While Operation Overlord didn’t occur until 1944, it had been known for a while that the Allies would need to invade mainland Europe to successfully defeat the German Army and relieve the Soviets fighting in the east. Despite this, the decision was made by British Prime Minister Winston Churchill and US President Franklin D. Roosevelt to first invade North Africa.
Hundreds of thousands of troops began arriving in southern England at the end of 1943, and by May 1944 there were over 1.5 million US Army personnel training for the operation. The naval part of the invasion, codenamed Operation Neptune, kept being postponed, due to bad weather, timing issues and rough seas, and it wasn’t until June 5, 1944 that Eisenhower made the decision to proceed.

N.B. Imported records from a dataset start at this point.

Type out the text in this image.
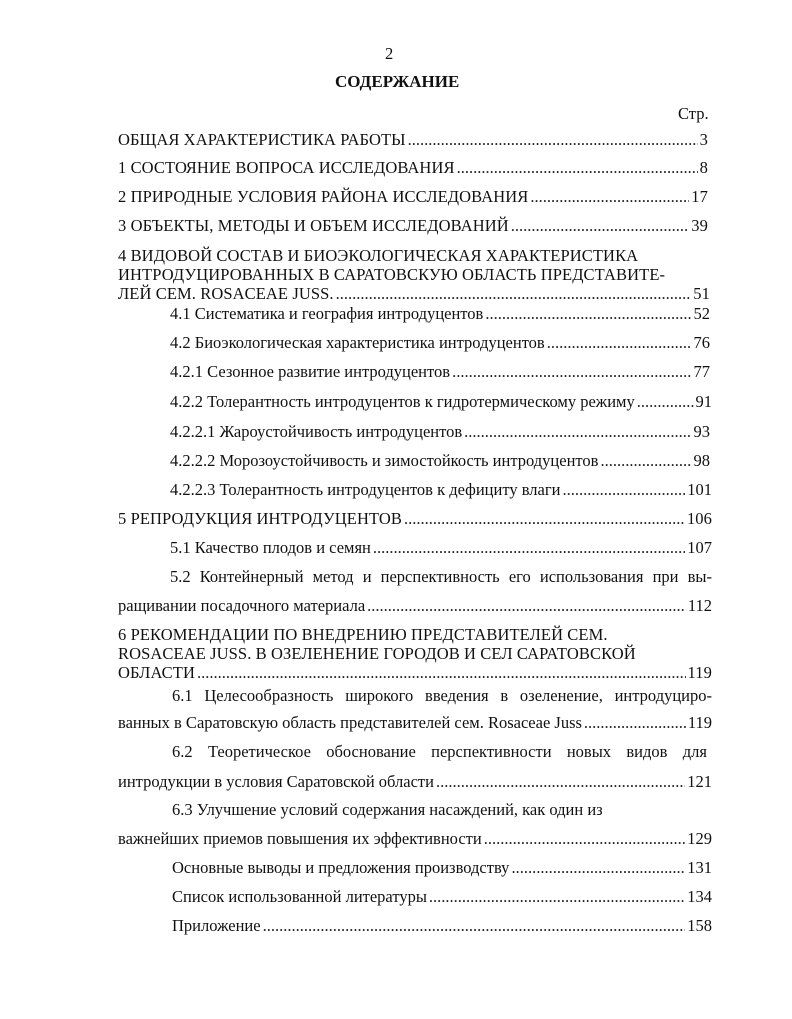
2
СОДЕРЖАНИЕ
Стр.
ОБЩАЯ ХАРАКТЕРИСТИКА РАБОТЫ .....	3
1 СОСТОЯНИЕ ВОПРОСА ИССЛЕДОВАНИЯ .....	8
2 ПРИРОДНЫЕ УСЛОВИЯ РАЙОНА ИССЛЕДОВАНИЯ .....	17
3 ОБЪЕКТЫ, МЕТОДЫ И ОБЪЕМ ИССЛЕДОВАНИЙ .....	39
4 ВИДОВОЙ СОСТАВ И БИОЭКОЛОГИЧЕСКАЯ ХАРАКТЕРИСТИКА
ИНТРОДУЦИРОВАННЫХ В САРАТОВСКУЮ ОБЛАСТЬ ПРЕДСТАВИТЕ-
ЛЕЙ СЕМ. ROSACEAE JUSS. .....	51
4.1 Систематика и география интродуцентов .....	52
4.2 Биоэкологическая характеристика интродуцентов .....	76
4.2.1 Сезонное развитие интродуцентов .....	77
4.2.2 Толерантность интродуцентов к гидротермическому режиму .....	91
4.2.2.1 Жароустойчивость интродуцентов .....	93
4.2.2.2 Морозоустойчивость и зимостойкость интродуцентов .....	98
4.2.2.3 Толерантность интродуцентов к дефициту влаги .....	101
5 РЕПРОДУКЦИЯ ИНТРОДУЦЕНТОВ .....	106
5.1 Качество плодов и семян .....	107
5.2 Контейнерный метод и перспективность его использования при вы-
ращивании посадочного материала .....	112
6 РЕКОМЕНДАЦИИ ПО ВНЕДРЕНИЮ ПРЕДСТАВИТЕЛЕЙ СЕМ.
ROSACEAE JUSS. В ОЗЕЛЕНЕНИЕ ГОРОДОВ И СЕЛ САРАТОВСКОЙ
ОБЛАСТИ .....	119
6.1 Целесообразность широкого введения в озеленение, интродуциро-
ванных в Саратовскую область представителей сем. Rosaceae Juss .....	119
6.2 Теоретическое обоснование перспективности новых видов для
интродукции в условия Саратовской области .....	121
6.3 Улучшение условий содержания насаждений, как один из
важнейших приемов повышения их эффективности .....	129
Основные выводы и предложения производству .....	131
Список использованной литературы .....	134
Приложение .....	158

To inform his troops, the Supreme Commander of the Allied Expeditionary Force sent out a leaflet, which contained a speech he’d recorded for radio over a week before. It read:
“Soldiers, Sailors, and Airmen of the Allied Expeditionary Force!
You are about to embark upon the Great Crusade, toward which we have striven these many months. The eyes of the world are upon you. The hopes and prayers of liberty-loving people everywhere march with you. In company with our brave Allies and brothers-in-arms on Fronts, you will bring about the destruction of the German war machine, the elimination of Nazi tyranny over oppressed peoples of Europe, and security for ourselves in a free world.

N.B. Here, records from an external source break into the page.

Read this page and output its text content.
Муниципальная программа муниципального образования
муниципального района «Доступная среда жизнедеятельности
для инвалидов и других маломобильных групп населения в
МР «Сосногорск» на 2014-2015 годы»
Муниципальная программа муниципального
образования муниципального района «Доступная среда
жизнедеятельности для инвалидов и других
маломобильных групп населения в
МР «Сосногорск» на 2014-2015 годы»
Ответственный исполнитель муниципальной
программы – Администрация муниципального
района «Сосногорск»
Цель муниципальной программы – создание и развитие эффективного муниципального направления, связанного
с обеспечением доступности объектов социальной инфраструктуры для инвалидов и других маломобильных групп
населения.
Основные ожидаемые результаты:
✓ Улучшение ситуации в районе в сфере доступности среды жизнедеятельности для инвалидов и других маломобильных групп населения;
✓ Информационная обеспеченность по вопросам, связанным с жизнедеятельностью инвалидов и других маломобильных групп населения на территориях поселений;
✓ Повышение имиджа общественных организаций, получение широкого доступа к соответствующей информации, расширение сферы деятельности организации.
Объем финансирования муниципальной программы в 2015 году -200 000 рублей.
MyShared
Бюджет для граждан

Your task will not be an easy one. Your enemy is well trained, well equipped and battle-hardened. He will fight savagely.
But this is the year 1944! Much has happened since the Nazi triumphs of 1940-41. The United Nations have inflicted upon the Germans great defeats, in open battle, man-to-man. Our air offensive has seriously reduced their strength in the air and their capacity to wage war on the ground. Our Home Fronts have given us an overwhelming superiority in weapons and munitions of war, and placed at our disposal great reserves of trained fighting men. The tide has turned! The free men of the world are marching together to Victory!

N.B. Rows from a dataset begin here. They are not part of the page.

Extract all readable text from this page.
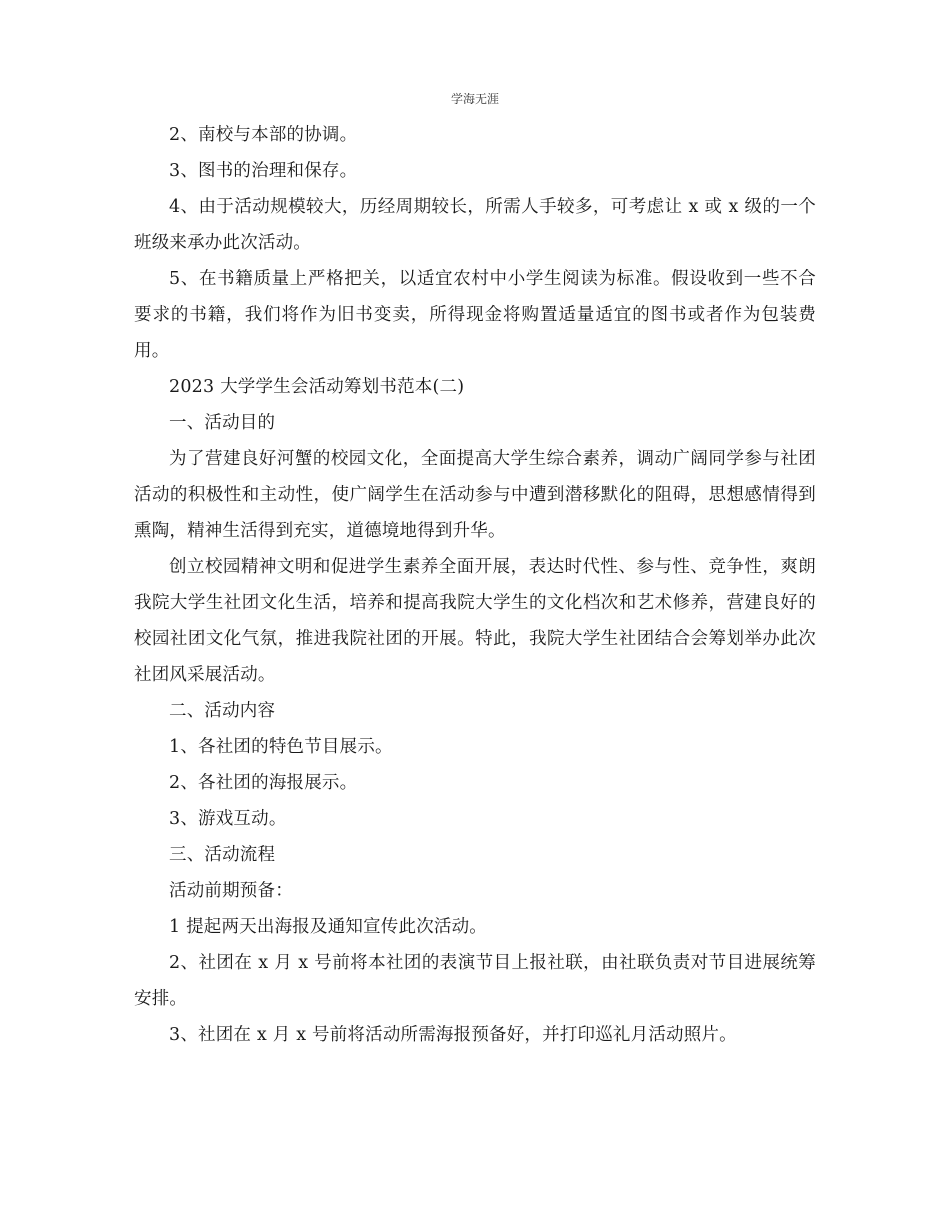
学海无涯

2、南校与本部的协调。

3、图书的治理和保存。

4、由于活动规模较大，历经周期较长，所需人手较多，可考虑让 x 或 x 级的一个班级来承办此次活动。

5、在书籍质量上严格把关，以适宜农村中小学生阅读为标准。假设收到一些不合要求的书籍，我们将作为旧书变卖，所得现金将购置适量适宜的图书或者作为包装费用。

2023 大学学生会活动筹划书范本(二)

一、活动目的

为了营建良好河蟹的校园文化，全面提高大学生综合素养，调动广阔同学参与社团活动的积极性和主动性，使广阔学生在活动参与中遭到潜移默化的阻碍，思想感情得到熏陶，精神生活得到充实，道德境地得到升华。

创立校园精神文明和促进学生素养全面开展，表达时代性、参与性、竞争性，爽朗我院大学生社团文化生活，培养和提高我院大学生的文化档次和艺术修养，营建良好的校园社团文化气氛，推进我院社团的开展。特此，我院大学生社团结合会筹划举办此次社团风采展活动。

二、活动内容

1、各社团的特色节目展示。

2、各社团的海报展示。

3、游戏互动。

三、活动流程

活动前期预备：

1 提起两天出海报及通知宣传此次活动。

2、社团在 x 月 x 号前将本社团的表演节目上报社联，由社联负责对节目进展统筹安排。

3、社团在 x 月 x 号前将活动所需海报预备好，并打印巡礼月活动照片。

I have full confidence in your courage, devotion to duty, and skill in battle. We will accept nothing less than full Victory!
Good luck! And let us all beseech the blessing of Almighty God upon this great and noble undertaking.”
On June 6, 1944, over 156,000 American, British and Canadian troops launched five naval assaults on beaches codenamed Juno, Sword, Omaha, Utah and Gold, signaling the start of Operation Overlord and the Battle of Normandy. Among the US Army divisions involved were the 101st Airborne Division, 4th Infantry Division, 1st Infantry Division, 82nd Airborne Division and 29th Infantry Division.
Over the course of the summer, over two million soldiers were deployed to northern France, of which there were well over 200,000 casualties. Overall, D-Day was a resounding success and allowed for more than 100,000 troops to liberate France, which had been under German occupation since May 1940, and begin moving further into Europe.
Eisenhower was prepared in case the invasion of Normandy failed. The day before, he wrote a note, which read:
“Our landings in the Cherbourg-Havre area have failed to gain a satisfactory foothold and I have withdrawn the troops. My decision to attack at this time and place was based upon the best information available. The troops, the air and the Navy did all that Bravery and devotion to duty could do. If any blame or fault attaches to the attempt it is mine alone.”